From end to end, wineries in Temecula Wine Country are having to make adjustments in order to serve their customers.
Most wineries are keeping a skeleton crew on staff and allowing customers to come and buy bottles of wine, but keeping tasting rooms closed.
Some others are allowing people to come in and taste wine as usual, but with some changes like maintaining social distancing requirements. That move comes with both criticism and applause, depending on who you talk to.
While some wineries have kept staff on the books, quite a few have had to lay off a lot of employees as they face what could be several months of restrictions put forth by the county, state and federal governments.
“We have decided to lay off our tasting room staff and one wine club administrative staff, we believe at this point we need to conserve cash,” Steve Chapin, owner of Chapin Family Vineyards, said. “We are maintaining our farm crew, three people and one assistant winemaker.”
When asked how they thought the situation was being handled by government leadership, reactions were mixed.
“We understand the restrictions are for all our best interests,” Jennifer Buffington, owner of Cougar Vineyards and Winery, said. “Every day the restrictions get more restrictive in what we can do. This is a very fluid situation that we are monitoring and adjusting how we do business constantly.”
“I think this is what needs to be done to stop the spread of the disease,” Valerie Andrews, owner of Oak Mountain Winery, said. “Our hopes are that some of the medicines they are testing will cure the affected people and shorten the length of the business shutdowns.”
Chapin had a different take.
“The national leadership has been as good as it can be,” he said. “As a public health microbiologist with knowledge of PCR technology, I know it is difficult to ramp up PCR testing. I am amazed they are doing as many tests as they are on a daily basis.

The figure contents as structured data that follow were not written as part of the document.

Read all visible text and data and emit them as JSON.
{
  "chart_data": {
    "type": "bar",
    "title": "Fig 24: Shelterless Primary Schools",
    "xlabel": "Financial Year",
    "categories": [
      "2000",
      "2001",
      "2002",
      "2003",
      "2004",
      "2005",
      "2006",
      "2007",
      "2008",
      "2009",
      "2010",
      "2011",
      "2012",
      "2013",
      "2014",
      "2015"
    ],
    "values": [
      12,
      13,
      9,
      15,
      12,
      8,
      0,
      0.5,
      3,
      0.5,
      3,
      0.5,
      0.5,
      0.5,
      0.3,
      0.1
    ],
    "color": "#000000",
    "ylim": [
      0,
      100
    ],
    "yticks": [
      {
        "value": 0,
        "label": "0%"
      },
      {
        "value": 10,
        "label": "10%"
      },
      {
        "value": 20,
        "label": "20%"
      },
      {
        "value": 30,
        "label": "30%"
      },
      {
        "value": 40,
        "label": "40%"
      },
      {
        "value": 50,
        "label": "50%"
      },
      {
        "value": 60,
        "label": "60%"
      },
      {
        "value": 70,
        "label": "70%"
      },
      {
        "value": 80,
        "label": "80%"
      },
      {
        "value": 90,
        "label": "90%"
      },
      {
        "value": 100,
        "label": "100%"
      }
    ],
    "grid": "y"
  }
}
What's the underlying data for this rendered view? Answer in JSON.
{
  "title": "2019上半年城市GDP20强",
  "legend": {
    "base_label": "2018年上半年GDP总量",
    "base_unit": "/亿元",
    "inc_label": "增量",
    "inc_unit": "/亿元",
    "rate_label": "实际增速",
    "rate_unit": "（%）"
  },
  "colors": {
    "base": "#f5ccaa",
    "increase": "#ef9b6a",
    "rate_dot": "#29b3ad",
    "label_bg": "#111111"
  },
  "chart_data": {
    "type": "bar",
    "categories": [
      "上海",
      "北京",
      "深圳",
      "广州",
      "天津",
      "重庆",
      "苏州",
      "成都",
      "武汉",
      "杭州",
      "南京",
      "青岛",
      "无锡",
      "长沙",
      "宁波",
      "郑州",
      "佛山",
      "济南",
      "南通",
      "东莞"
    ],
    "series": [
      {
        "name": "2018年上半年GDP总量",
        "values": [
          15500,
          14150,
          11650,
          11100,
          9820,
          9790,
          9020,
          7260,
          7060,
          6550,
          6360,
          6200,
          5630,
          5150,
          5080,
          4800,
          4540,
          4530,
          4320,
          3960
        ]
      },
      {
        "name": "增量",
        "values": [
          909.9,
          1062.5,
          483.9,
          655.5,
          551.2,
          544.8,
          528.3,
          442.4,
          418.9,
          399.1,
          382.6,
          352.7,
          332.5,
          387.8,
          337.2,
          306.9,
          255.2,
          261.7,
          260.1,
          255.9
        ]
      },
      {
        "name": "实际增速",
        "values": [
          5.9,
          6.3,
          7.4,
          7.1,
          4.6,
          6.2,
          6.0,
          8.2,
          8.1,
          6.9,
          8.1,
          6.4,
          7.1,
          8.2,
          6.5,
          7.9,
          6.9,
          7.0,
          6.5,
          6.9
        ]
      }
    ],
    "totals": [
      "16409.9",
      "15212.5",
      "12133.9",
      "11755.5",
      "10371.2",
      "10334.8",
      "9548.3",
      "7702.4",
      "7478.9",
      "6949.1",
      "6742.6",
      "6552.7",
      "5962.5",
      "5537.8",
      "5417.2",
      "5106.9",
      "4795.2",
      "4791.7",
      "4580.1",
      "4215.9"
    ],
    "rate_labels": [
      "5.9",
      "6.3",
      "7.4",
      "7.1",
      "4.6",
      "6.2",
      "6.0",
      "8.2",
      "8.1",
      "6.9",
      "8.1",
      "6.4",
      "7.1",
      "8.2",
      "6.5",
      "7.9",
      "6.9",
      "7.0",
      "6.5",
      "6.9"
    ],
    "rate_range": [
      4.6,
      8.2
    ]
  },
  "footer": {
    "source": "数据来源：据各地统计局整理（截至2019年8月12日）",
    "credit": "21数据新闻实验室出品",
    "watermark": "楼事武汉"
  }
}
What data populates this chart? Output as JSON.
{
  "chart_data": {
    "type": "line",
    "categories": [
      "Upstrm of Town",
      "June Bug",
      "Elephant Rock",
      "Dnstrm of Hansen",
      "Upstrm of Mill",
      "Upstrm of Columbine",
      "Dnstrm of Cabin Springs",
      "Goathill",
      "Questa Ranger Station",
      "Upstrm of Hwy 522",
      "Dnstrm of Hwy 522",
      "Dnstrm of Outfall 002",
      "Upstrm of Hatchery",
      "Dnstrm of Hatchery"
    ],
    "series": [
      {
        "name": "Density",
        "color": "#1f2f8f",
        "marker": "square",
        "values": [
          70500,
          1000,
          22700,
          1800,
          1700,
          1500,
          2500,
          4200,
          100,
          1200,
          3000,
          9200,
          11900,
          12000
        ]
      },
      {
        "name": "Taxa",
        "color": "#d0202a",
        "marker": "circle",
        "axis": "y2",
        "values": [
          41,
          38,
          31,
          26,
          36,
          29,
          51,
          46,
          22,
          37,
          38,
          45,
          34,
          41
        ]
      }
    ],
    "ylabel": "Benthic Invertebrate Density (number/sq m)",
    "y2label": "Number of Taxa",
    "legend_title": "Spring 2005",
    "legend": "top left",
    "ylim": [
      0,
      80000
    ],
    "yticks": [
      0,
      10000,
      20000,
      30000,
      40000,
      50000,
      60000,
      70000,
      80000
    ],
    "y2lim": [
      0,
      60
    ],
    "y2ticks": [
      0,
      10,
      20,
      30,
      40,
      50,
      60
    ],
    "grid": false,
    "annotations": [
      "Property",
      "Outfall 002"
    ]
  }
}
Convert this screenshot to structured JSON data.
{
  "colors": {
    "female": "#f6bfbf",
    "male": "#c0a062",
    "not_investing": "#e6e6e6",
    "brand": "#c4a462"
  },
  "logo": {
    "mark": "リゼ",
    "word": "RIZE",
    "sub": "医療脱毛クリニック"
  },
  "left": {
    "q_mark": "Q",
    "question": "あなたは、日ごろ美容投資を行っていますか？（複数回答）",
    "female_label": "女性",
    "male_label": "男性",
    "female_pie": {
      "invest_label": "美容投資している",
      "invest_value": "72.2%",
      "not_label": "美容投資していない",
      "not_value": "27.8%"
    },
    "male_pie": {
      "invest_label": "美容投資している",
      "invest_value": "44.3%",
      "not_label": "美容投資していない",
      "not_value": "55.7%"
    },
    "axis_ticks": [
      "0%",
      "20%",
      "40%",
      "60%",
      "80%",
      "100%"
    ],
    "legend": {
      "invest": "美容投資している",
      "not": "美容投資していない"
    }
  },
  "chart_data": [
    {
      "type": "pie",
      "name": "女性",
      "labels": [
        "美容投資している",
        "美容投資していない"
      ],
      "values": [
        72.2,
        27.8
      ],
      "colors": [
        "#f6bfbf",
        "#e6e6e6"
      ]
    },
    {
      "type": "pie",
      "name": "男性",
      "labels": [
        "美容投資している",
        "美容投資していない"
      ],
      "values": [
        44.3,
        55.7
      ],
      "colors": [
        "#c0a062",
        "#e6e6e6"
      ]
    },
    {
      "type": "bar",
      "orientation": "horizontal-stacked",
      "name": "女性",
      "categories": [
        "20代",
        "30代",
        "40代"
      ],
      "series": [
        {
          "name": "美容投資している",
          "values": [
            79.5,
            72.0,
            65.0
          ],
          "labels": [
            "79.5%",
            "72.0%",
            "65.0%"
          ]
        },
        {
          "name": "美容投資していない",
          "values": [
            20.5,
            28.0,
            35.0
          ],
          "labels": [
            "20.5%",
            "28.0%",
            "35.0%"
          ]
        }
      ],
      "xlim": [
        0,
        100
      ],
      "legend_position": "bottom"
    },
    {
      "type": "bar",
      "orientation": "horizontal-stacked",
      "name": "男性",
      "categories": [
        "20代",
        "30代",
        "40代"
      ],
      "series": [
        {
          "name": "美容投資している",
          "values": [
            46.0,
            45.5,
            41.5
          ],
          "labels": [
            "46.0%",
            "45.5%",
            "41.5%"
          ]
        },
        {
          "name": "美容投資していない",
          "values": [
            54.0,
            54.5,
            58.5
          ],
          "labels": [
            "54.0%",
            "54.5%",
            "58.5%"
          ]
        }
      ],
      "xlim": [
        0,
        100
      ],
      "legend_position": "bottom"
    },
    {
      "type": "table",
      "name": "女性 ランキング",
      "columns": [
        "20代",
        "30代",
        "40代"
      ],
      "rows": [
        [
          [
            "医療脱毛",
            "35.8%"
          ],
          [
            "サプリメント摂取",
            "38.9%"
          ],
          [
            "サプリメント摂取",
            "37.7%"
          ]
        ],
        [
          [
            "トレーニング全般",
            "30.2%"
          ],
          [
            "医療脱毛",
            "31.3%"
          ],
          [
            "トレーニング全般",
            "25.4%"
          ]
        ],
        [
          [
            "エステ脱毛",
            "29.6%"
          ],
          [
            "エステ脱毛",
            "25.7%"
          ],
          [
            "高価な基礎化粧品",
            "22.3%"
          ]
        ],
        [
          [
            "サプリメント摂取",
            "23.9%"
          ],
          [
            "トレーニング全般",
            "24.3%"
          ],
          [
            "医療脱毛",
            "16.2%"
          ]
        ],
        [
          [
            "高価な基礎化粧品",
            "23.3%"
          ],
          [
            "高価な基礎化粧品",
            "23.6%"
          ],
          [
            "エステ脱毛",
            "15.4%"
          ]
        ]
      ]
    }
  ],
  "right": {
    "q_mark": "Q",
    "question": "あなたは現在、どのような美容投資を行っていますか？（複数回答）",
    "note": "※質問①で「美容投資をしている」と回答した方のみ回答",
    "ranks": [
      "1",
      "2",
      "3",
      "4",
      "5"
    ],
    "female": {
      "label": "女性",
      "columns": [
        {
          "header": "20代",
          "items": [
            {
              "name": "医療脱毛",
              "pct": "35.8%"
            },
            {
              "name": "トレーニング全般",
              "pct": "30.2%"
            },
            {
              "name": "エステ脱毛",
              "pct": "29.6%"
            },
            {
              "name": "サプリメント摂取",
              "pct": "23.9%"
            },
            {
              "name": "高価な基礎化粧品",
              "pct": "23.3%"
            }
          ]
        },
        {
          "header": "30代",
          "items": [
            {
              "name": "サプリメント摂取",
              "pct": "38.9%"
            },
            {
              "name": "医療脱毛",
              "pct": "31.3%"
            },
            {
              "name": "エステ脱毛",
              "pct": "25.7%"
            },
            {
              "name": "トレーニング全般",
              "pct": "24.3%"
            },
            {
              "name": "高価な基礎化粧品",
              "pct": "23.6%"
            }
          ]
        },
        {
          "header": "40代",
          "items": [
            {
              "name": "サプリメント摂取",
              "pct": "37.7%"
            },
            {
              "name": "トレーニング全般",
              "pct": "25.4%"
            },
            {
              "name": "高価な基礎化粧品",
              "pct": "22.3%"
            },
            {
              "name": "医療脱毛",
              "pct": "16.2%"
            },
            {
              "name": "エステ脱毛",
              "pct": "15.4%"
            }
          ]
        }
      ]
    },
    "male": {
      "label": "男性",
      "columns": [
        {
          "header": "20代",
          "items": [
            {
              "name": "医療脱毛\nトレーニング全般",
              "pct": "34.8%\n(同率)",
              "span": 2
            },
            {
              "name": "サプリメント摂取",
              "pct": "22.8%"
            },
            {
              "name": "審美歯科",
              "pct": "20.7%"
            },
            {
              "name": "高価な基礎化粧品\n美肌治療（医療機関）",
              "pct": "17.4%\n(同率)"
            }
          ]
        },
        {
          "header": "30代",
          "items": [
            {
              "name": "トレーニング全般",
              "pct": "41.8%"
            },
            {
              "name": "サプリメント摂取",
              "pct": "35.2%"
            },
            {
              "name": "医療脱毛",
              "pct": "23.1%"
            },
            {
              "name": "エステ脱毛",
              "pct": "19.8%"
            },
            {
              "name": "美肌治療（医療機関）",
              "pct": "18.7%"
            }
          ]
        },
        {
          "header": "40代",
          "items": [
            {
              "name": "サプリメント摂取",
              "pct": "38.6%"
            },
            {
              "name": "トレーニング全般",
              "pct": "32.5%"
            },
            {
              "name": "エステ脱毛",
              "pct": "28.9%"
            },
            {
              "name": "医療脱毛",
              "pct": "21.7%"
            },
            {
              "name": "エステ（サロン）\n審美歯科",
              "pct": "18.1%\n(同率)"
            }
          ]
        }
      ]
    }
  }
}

“The public has little understanding of PCR technology and therefore believe whatever the media tells them because they have no understanding of the facts,” he said. “I believe the ‘liberal media’ is dedicated to damaging President Trump and will slant any story in a negative perspective if it hurts the president. The California leadership is weak, but they are following the national directives and therefore acceptable in terms of actions and information,” he said.
Chapin was staying open on Mondays, Wednesdays and Fridays, but that will change, he said.
“With the new mandate we are going to shut down until we hear better news,” he said.
The Temecula Valley Winegrowers Association issued a statement regarding the situation Tuesday, March 17.
“The implication of this to wine country is that the majority of our tasting rooms are temporarily closed to the public for wine tasting and on-site wine consumption,” according to the statement. “While our local wineries do this with a heavy heart, we must all work together so that our doors are back open for you to come visit as soon as possible.”
The TVWA talked about the wineries’ ability to adjust in order to continue selling wine.
“Our wine region was largely built on the direct-to-consumer model, so we are fully equipped to sell online and ship wine for home consumption,” the TVWA said. “Many wineries will remain open to fulfill online orders, wine club pick-ups and on-site purchasing using social distancing protocols. Many are also implementing local delivery to certain areas.
“You can also take advantage of our new Sip From Home program. Participating wineries are offering special discounts, wine packages, and shipping incentives to make it as easy and affordable as possible for you to get the wines you love so you can enjoy them from the comfort of your home,” TVWA said in a statement.
In addition to doing bottle sales only, Cougar Vineyard and Winery is offering pre-made pizza kits and selling goods like meats and other products out of their Sangio’s Deli. Oak Mountain Winery is open for bottle sales and wine club pickups and the winery’s Cave Café has to go orders.
“I feel that people are afraid to go out,” Buffington said. “We didn’t have a lot of to-go or online orders initially, we started calling members yesterday and the personal touch is getting sales.”
“We are getting a little support through online orders and some to go orders,” Andrews said. “We are trying to get the word out that we offer the food as you don’t need to go into town, and there are no crowds. We are able to (maintain social) distance.”
“We were open but sold relatively little; most of the activity is just wine club pickups,” Chapin said. “Our wine club appears to be very loyal. We have and will continue to be conservative in our business expansions and maintain a good cash balance with supportive lines of credit.”
Don Lorenzi of Lorenzi Estate Wines said life during coronavirus is going well.
“We’re selling bottles and cases,” he said. “Business is good. We have a very loyal customer base. We also had a virtual winery business model on the shelf. We plugged it in last Monday morning. We hit the ground running.”
Though Oak Mountain Winery had to lay off employees, they are sending them home with care packages from the restaurant. As for how sales are going, they are doing their best, Andrews said.
“We are grateful for our wine club members who are being very supportive and we are offering them free shipping during this time in return of their support,” Andrews said. “Our winery neighbors are a great community of compassionate owners who are communicating daily on this uncharted territory.”
According to Andrews, the process of winemaking doesn’t stop, virus or no virus.
“The winemaking portion of the winery continues as farming never stops,” she said. “Vines need pruning, wine needs bottling and champagne needs to finish fermenting.”